Cette fusillade est-elle comparable à d’autres types de violences observées et vécues aux États-Unis ?
L’attaque de Crooks contre Trump n’était pas comme la fusillade de masse de la discothèque Pulse en 2016 ou d’autres fusillades de masse que nous avons vues au cours des dernières années. Crooks essayait apparemment de tuer Trump et, tragiquement, certaines balles ont touché d’autres personnes.

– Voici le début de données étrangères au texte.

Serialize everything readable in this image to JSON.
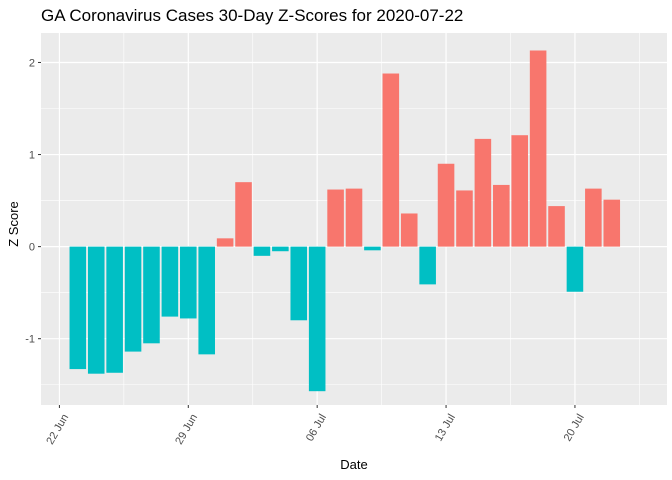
{
  "chart_data": {
    "type": "bar",
    "title": "GA Coronavirus Cases 30-Day Z-Scores for 2020-07-22",
    "xlabel": "Date",
    "ylabel": "Z Score",
    "x_tick_labels": [
      "22 Jun",
      "29 Jun",
      "06 Jul",
      "13 Jul",
      "20 Jul"
    ],
    "y_tick_labels": [
      "-1",
      "0",
      "1",
      "2"
    ],
    "ylim": [
      -1.72,
      2.32
    ],
    "xlim": [
      "2020-06-21",
      "2020-07-25"
    ],
    "grid": true,
    "legend": "none",
    "colors": {
      "positive": "#F8766D",
      "negative": "#00BFC4",
      "panel": "#EBEBEB",
      "grid": "#FFFFFF"
    },
    "x": [
      "2020-06-23",
      "2020-06-24",
      "2020-06-25",
      "2020-06-26",
      "2020-06-27",
      "2020-06-28",
      "2020-06-29",
      "2020-06-30",
      "2020-07-01",
      "2020-07-02",
      "2020-07-03",
      "2020-07-04",
      "2020-07-05",
      "2020-07-06",
      "2020-07-07",
      "2020-07-08",
      "2020-07-09",
      "2020-07-10",
      "2020-07-11",
      "2020-07-12",
      "2020-07-13",
      "2020-07-14",
      "2020-07-15",
      "2020-07-16",
      "2020-07-17",
      "2020-07-18",
      "2020-07-19",
      "2020-07-20",
      "2020-07-21",
      "2020-07-22"
    ],
    "values": [
      -1.33,
      -1.38,
      -1.37,
      -1.14,
      -1.05,
      -0.76,
      -0.78,
      -1.17,
      0.09,
      0.7,
      -0.1,
      -0.05,
      -0.8,
      -1.57,
      0.62,
      0.63,
      -0.04,
      1.88,
      0.36,
      -0.41,
      0.9,
      0.61,
      1.17,
      0.67,
      1.21,
      2.13,
      0.44,
      -0.49,
      0.63,
      0.51
    ]
  }
}
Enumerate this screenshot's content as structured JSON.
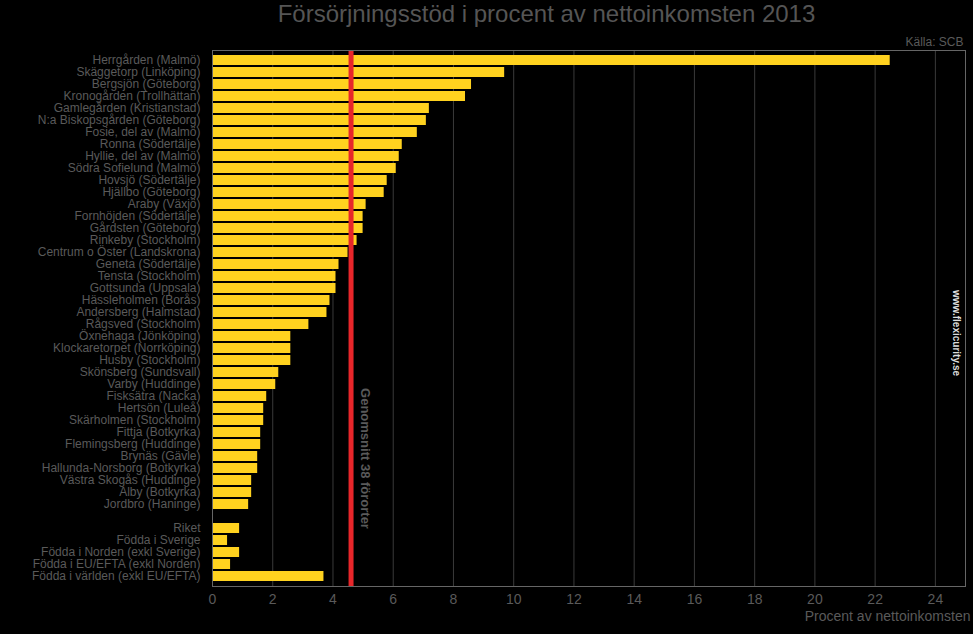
{
  "chart_data": {
    "type": "bar",
    "orientation": "horizontal",
    "title": "Försörjningsstöd i procent av nettoinkomsten 2013",
    "source": "Källa: SCB",
    "watermark": "www.flexicurity.se",
    "x_label": "Procent av nettoinkomsten",
    "categories": [
      "Herrgården (Malmö)",
      "Skäggetorp (Linköping)",
      "Bergsjön (Göteborg)",
      "Kronogården (Trollhättan)",
      "Gamlegården (Kristianstad)",
      "N:a Biskopsgården (Göteborg)",
      "Fosie, del av (Malmö)",
      "Ronna (Södertälje)",
      "Hyllie, del av (Malmö)",
      "Södra Sofielund (Malmö)",
      "Hovsjö (Södertälje)",
      "Hjällbo (Göteborg)",
      "Araby (Växjö)",
      "Fornhöjden (Södertälje)",
      "Gårdsten (Göteborg)",
      "Rinkeby (Stockholm)",
      "Centrum o Öster (Landskrona)",
      "Geneta (Södertälje)",
      "Tensta (Stockholm)",
      "Gottsunda (Uppsala)",
      "Hässleholmen (Borås)",
      "Andersberg (Halmstad)",
      "Rågsved (Stockholm)",
      "Öxnehaga (Jönköping)",
      "Klockaretorpet (Norrköping)",
      "Husby (Stockholm)",
      "Skönsberg (Sundsvall)",
      "Varby (Huddinge)",
      "Fisksätra (Nacka)",
      "Hertsön (Luleå)",
      "Skärholmen (Stockholm)",
      "Fittja (Botkyrka)",
      "Flemingsberg (Huddinge)",
      "Brynäs (Gävle)",
      "Hallunda-Norsborg (Botkyrka)",
      "Västra Skogås (Huddinge)",
      "Alby (Botkyrka)",
      "Jordbro (Haninge)",
      null,
      "Riket",
      "Födda i Sverige",
      "Födda i Norden (exkl Sverige)",
      "Födda i EU/EFTA (exkl Norden)",
      "Födda i världen (exkl EU/EFTA)"
    ],
    "values": [
      22.5,
      9.7,
      8.6,
      8.4,
      7.2,
      7.1,
      6.8,
      6.3,
      6.2,
      6.1,
      5.8,
      5.7,
      5.1,
      5.0,
      5.0,
      4.8,
      4.5,
      4.2,
      4.1,
      4.1,
      3.9,
      3.8,
      3.2,
      2.6,
      2.6,
      2.6,
      2.2,
      2.1,
      1.8,
      1.7,
      1.7,
      1.6,
      1.6,
      1.5,
      1.5,
      1.3,
      1.3,
      1.2,
      null,
      0.9,
      0.5,
      0.9,
      0.6,
      3.7
    ],
    "color": "#ffd21f",
    "xlim": [
      0,
      25
    ],
    "xticks": [
      0,
      2,
      4,
      6,
      8,
      10,
      12,
      14,
      16,
      18,
      20,
      22,
      24
    ],
    "grid": true,
    "annotations": [
      {
        "text": "Genomsnitt 38 förorter",
        "x": 4.6,
        "color": "#e8262a"
      }
    ]
  }
}
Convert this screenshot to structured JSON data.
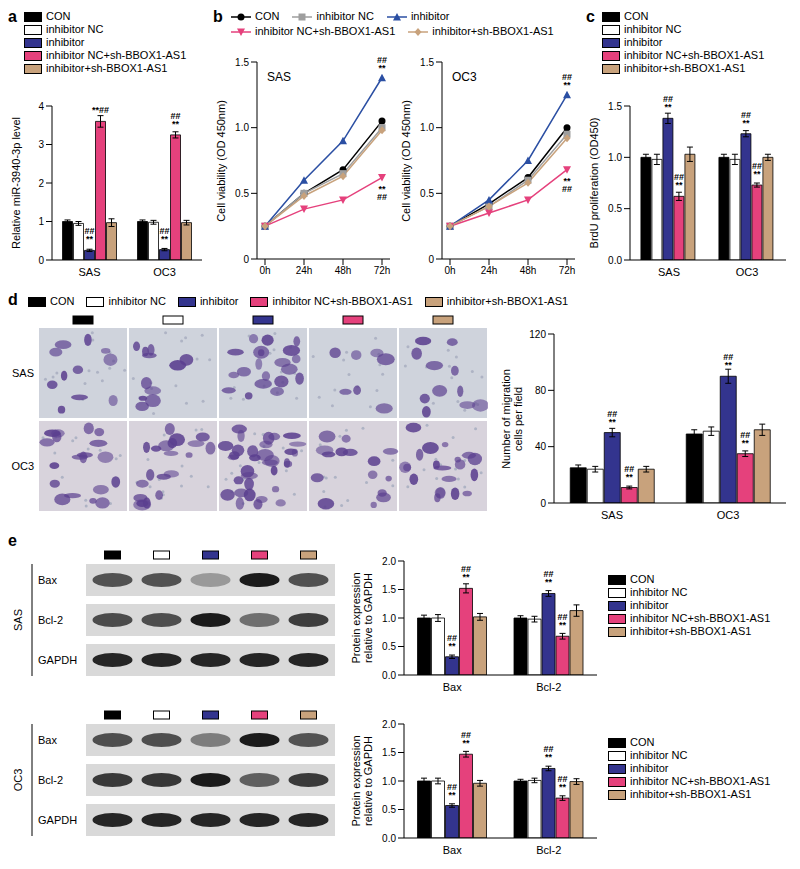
{
  "figure": {
    "images": {
      "panel": "d",
      "rows": [
        "SAS",
        "OC3"
      ]
    },
    "blots": {
      "panel": "e",
      "groups": [
        {
          "label": "SAS",
          "bands": [
            "Bax",
            "Bcl-2",
            "GAPDH"
          ]
        },
        {
          "label": "OC3",
          "bands": [
            "Bax",
            "Bcl-2",
            "GAPDH"
          ]
        }
      ]
    }
  },
  "chart_data": [
    {
      "panel": "a",
      "type": "bar",
      "ylabel": "Relative miR-3940-3p level",
      "categories": [
        "SAS",
        "OC3"
      ],
      "ylim": [
        0,
        4
      ],
      "yticks": [
        0,
        1,
        2,
        3,
        4
      ],
      "legend": "top",
      "series": [
        {
          "name": "CON",
          "color": "#000000",
          "values": [
            1,
            1
          ],
          "errors": [
            0.04,
            0.04
          ]
        },
        {
          "name": "inhibitor NC",
          "color": "#ffffff",
          "values": [
            0.95,
            0.98
          ],
          "errors": [
            0.05,
            0.05
          ]
        },
        {
          "name": "inhibitor",
          "color": "#33348e",
          "values": [
            0.25,
            0.27
          ],
          "errors": [
            0.03,
            0.03
          ],
          "annotations": [
            [
              "##",
              "**"
            ],
            [
              "##",
              "**"
            ]
          ]
        },
        {
          "name": "inhibitor NC+sh-BBOX1-AS1",
          "color": "#e5417c",
          "values": [
            3.6,
            3.25
          ],
          "errors": [
            0.15,
            0.08
          ],
          "annotations": [
            [
              "**##"
            ],
            [
              "##",
              "**"
            ]
          ]
        },
        {
          "name": "inhibitor+sh-BBOX1-AS1",
          "color": "#c8a27c",
          "values": [
            0.97,
            0.97
          ],
          "errors": [
            0.1,
            0.06
          ]
        }
      ]
    },
    {
      "panel": "b",
      "type": "line",
      "title": "SAS",
      "ylabel": "Cell viability (OD 450nm)",
      "x": [
        "0h",
        "24h",
        "48h",
        "72h"
      ],
      "ylim": [
        0,
        1.5
      ],
      "yticks": [
        0,
        0.5,
        {
          "value": 1,
          "label": "1.0"
        },
        1.5
      ],
      "legend": "top",
      "series": [
        {
          "name": "CON",
          "color": "#000000",
          "marker": "circle",
          "values": [
            0.25,
            0.5,
            0.68,
            1.05
          ]
        },
        {
          "name": "inhibitor NC",
          "color": "#9e9e9e",
          "marker": "square",
          "values": [
            0.25,
            0.5,
            0.65,
            1.0
          ]
        },
        {
          "name": "inhibitor",
          "color": "#2b4fa3",
          "marker": "triangle",
          "values": [
            0.25,
            0.6,
            0.9,
            1.38
          ],
          "annotations": [
            null,
            null,
            null,
            [
              "##",
              "**"
            ]
          ]
        },
        {
          "name": "inhibitor NC+sh-BBOX1-AS1",
          "color": "#e5417c",
          "marker": "triangle-down",
          "values": [
            0.25,
            0.38,
            0.45,
            0.62
          ],
          "annotations": [
            null,
            null,
            null,
            [
              "**",
              "##"
            ]
          ]
        },
        {
          "name": "inhibitor+sh-BBOX1-AS1",
          "color": "#c8a27c",
          "marker": "diamond",
          "values": [
            0.25,
            0.48,
            0.63,
            0.98
          ]
        }
      ]
    },
    {
      "type": "line",
      "title": "OC3",
      "ylabel": "Cell viability (OD 450nm)",
      "x": [
        "0h",
        "24h",
        "48h",
        "72h"
      ],
      "ylim": [
        0,
        1.5
      ],
      "yticks": [
        0,
        0.5,
        {
          "value": 1,
          "label": "1.0"
        },
        1.5
      ],
      "series": [
        {
          "name": "CON",
          "color": "#000000",
          "marker": "circle",
          "values": [
            0.25,
            0.42,
            0.62,
            1.0
          ]
        },
        {
          "name": "inhibitor NC",
          "color": "#9e9e9e",
          "marker": "square",
          "values": [
            0.25,
            0.4,
            0.6,
            0.95
          ]
        },
        {
          "name": "inhibitor",
          "color": "#2b4fa3",
          "marker": "triangle",
          "values": [
            0.25,
            0.45,
            0.75,
            1.25
          ],
          "annotations": [
            null,
            null,
            null,
            [
              "##",
              "**"
            ]
          ]
        },
        {
          "name": "inhibitor NC+sh-BBOX1-AS1",
          "color": "#e5417c",
          "marker": "triangle-down",
          "values": [
            0.25,
            0.35,
            0.45,
            0.68
          ],
          "annotations": [
            null,
            null,
            null,
            [
              "**",
              "##"
            ]
          ]
        },
        {
          "name": "inhibitor+sh-BBOX1-AS1",
          "color": "#c8a27c",
          "marker": "diamond",
          "values": [
            0.25,
            0.4,
            0.58,
            0.92
          ]
        }
      ]
    },
    {
      "panel": "c",
      "type": "bar",
      "ylabel": "BrdU proliferation (OD450)",
      "categories": [
        "SAS",
        "OC3"
      ],
      "ylim": [
        0,
        1.5
      ],
      "yticks": [
        {
          "value": 0,
          "label": "0.0"
        },
        0.5,
        {
          "value": 1,
          "label": "1.0"
        },
        1.5
      ],
      "legend": "top",
      "series": [
        {
          "name": "CON",
          "color": "#000000",
          "values": [
            1,
            1
          ],
          "errors": [
            0.03,
            0.03
          ]
        },
        {
          "name": "inhibitor NC",
          "color": "#ffffff",
          "values": [
            0.98,
            0.98
          ],
          "errors": [
            0.05,
            0.05
          ]
        },
        {
          "name": "inhibitor",
          "color": "#33348e",
          "values": [
            1.38,
            1.23
          ],
          "errors": [
            0.05,
            0.03
          ],
          "annotations": [
            [
              "##",
              "**"
            ],
            [
              "##",
              "**"
            ]
          ]
        },
        {
          "name": "inhibitor NC+sh-BBOX1-AS1",
          "color": "#e5417c",
          "values": [
            0.62,
            0.73
          ],
          "errors": [
            0.04,
            0.02
          ],
          "annotations": [
            [
              "##",
              "**"
            ],
            [
              "##",
              "**"
            ]
          ]
        },
        {
          "name": "inhibitor+sh-BBOX1-AS1",
          "color": "#c8a27c",
          "values": [
            1.03,
            1.0
          ],
          "errors": [
            0.07,
            0.03
          ]
        }
      ]
    },
    {
      "type": "bar",
      "ylabel": "Number of migration cells per field",
      "categories": [
        "SAS",
        "OC3"
      ],
      "ylim": [
        0,
        120
      ],
      "yticks": [
        0,
        40,
        80,
        120
      ],
      "legend": "top",
      "series": [
        {
          "name": "CON",
          "color": "#000000",
          "values": [
            25,
            49
          ],
          "errors": [
            2,
            3
          ]
        },
        {
          "name": "inhibitor NC",
          "color": "#ffffff",
          "values": [
            24,
            51
          ],
          "errors": [
            2,
            3
          ]
        },
        {
          "name": "inhibitor",
          "color": "#33348e",
          "values": [
            50,
            90
          ],
          "errors": [
            3,
            5
          ],
          "annotations": [
            [
              "##",
              "**"
            ],
            [
              "##",
              "**"
            ]
          ]
        },
        {
          "name": "inhibitor NC+sh-BBOX1-AS1",
          "color": "#e5417c",
          "values": [
            11,
            35
          ],
          "errors": [
            1,
            2
          ],
          "annotations": [
            [
              "##",
              "**"
            ],
            [
              "##",
              "**"
            ]
          ]
        },
        {
          "name": "inhibitor+sh-BBOX1-AS1",
          "color": "#c8a27c",
          "values": [
            24,
            52
          ],
          "errors": [
            2,
            4
          ]
        }
      ]
    },
    {
      "type": "bar",
      "ylabel": "Protein expression relative to GAPDH",
      "categories": [
        "Bax",
        "Bcl-2"
      ],
      "ylim": [
        0,
        2
      ],
      "yticks": [
        {
          "value": 0,
          "label": "0.0"
        },
        0.5,
        {
          "value": 1,
          "label": "1.0"
        },
        1.5,
        {
          "value": 2,
          "label": "2.0"
        }
      ],
      "legend": "right",
      "series": [
        {
          "name": "CON",
          "color": "#000000",
          "values": [
            1,
            1
          ],
          "errors": [
            0.05,
            0.04
          ]
        },
        {
          "name": "inhibitor NC",
          "color": "#ffffff",
          "values": [
            1,
            0.98
          ],
          "errors": [
            0.06,
            0.05
          ]
        },
        {
          "name": "inhibitor",
          "color": "#33348e",
          "values": [
            0.32,
            1.43
          ],
          "errors": [
            0.03,
            0.05
          ],
          "annotations": [
            [
              "##",
              "**"
            ],
            [
              "##",
              "**"
            ]
          ]
        },
        {
          "name": "inhibitor NC+sh-BBOX1-AS1",
          "color": "#e5417c",
          "values": [
            1.52,
            0.68
          ],
          "errors": [
            0.08,
            0.05
          ],
          "annotations": [
            [
              "##",
              "**"
            ],
            [
              "##",
              "**"
            ]
          ]
        },
        {
          "name": "inhibitor+sh-BBOX1-AS1",
          "color": "#c8a27c",
          "values": [
            1.02,
            1.13
          ],
          "errors": [
            0.06,
            0.1
          ]
        }
      ]
    },
    {
      "type": "bar",
      "ylabel": "Protein expression relative to GAPDH",
      "categories": [
        "Bax",
        "Bcl-2"
      ],
      "ylim": [
        0,
        2
      ],
      "yticks": [
        {
          "value": 0,
          "label": "0.0"
        },
        0.5,
        {
          "value": 1,
          "label": "1.0"
        },
        1.5,
        {
          "value": 2,
          "label": "2.0"
        }
      ],
      "legend": "right",
      "series": [
        {
          "name": "CON",
          "color": "#000000",
          "values": [
            1,
            1
          ],
          "errors": [
            0.05,
            0.03
          ]
        },
        {
          "name": "inhibitor NC",
          "color": "#ffffff",
          "values": [
            1,
            1.01
          ],
          "errors": [
            0.05,
            0.04
          ]
        },
        {
          "name": "inhibitor",
          "color": "#33348e",
          "values": [
            0.57,
            1.22
          ],
          "errors": [
            0.03,
            0.04
          ],
          "annotations": [
            [
              "##",
              "**"
            ],
            [
              "##",
              "**"
            ]
          ]
        },
        {
          "name": "inhibitor NC+sh-BBOX1-AS1",
          "color": "#e5417c",
          "values": [
            1.47,
            0.7
          ],
          "errors": [
            0.05,
            0.04
          ],
          "annotations": [
            [
              "##",
              "**"
            ],
            [
              "##",
              "**"
            ]
          ]
        },
        {
          "name": "inhibitor+sh-BBOX1-AS1",
          "color": "#c8a27c",
          "values": [
            0.96,
            0.99
          ],
          "errors": [
            0.05,
            0.05
          ]
        }
      ]
    }
  ]
}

La plupart des attaques intérieures que nous observons aux États-Unis sont presque toujours perpétrées par un seul individu, comme Crooks. S’en prendre à un ancien président est l’extrémité la plus extrême de ce spectre de menaces, mais il y a eu plusieurs autres attaques contre des présidents en exercice, d’anciens présidents ou des candidats à la présidence. Cela remonte à l’assassinat du président Abraham Lincoln en 1865. Dans ce cas également, une seule personne a tiré sur Lincoln.
Ce phénomène de loup solitaire de l’extrémisme intérieur est la menace la plus grave à laquelle le pays est confronté – et c’est aussi le type de menace le plus difficile à arrêter de manière préventive. Vous avez affaire à un individu isolé qui passe inaperçu et qui n’est probablement pas suspecté par le FBI. Mais en général, cette personne est en colère et peut-être radicalisée, et pendant un certain temps, elle ne fait rien d’illégal pour y parvenir, jusqu’à ce qu’il se passe quelque chose. Cela semble se produire du jour au lendemain, mais ce n’est jamais le cas – c’est toujours un processus long, lent et méthodique pour beaucoup de ces individus de passer de la radicalisation violente à l’action.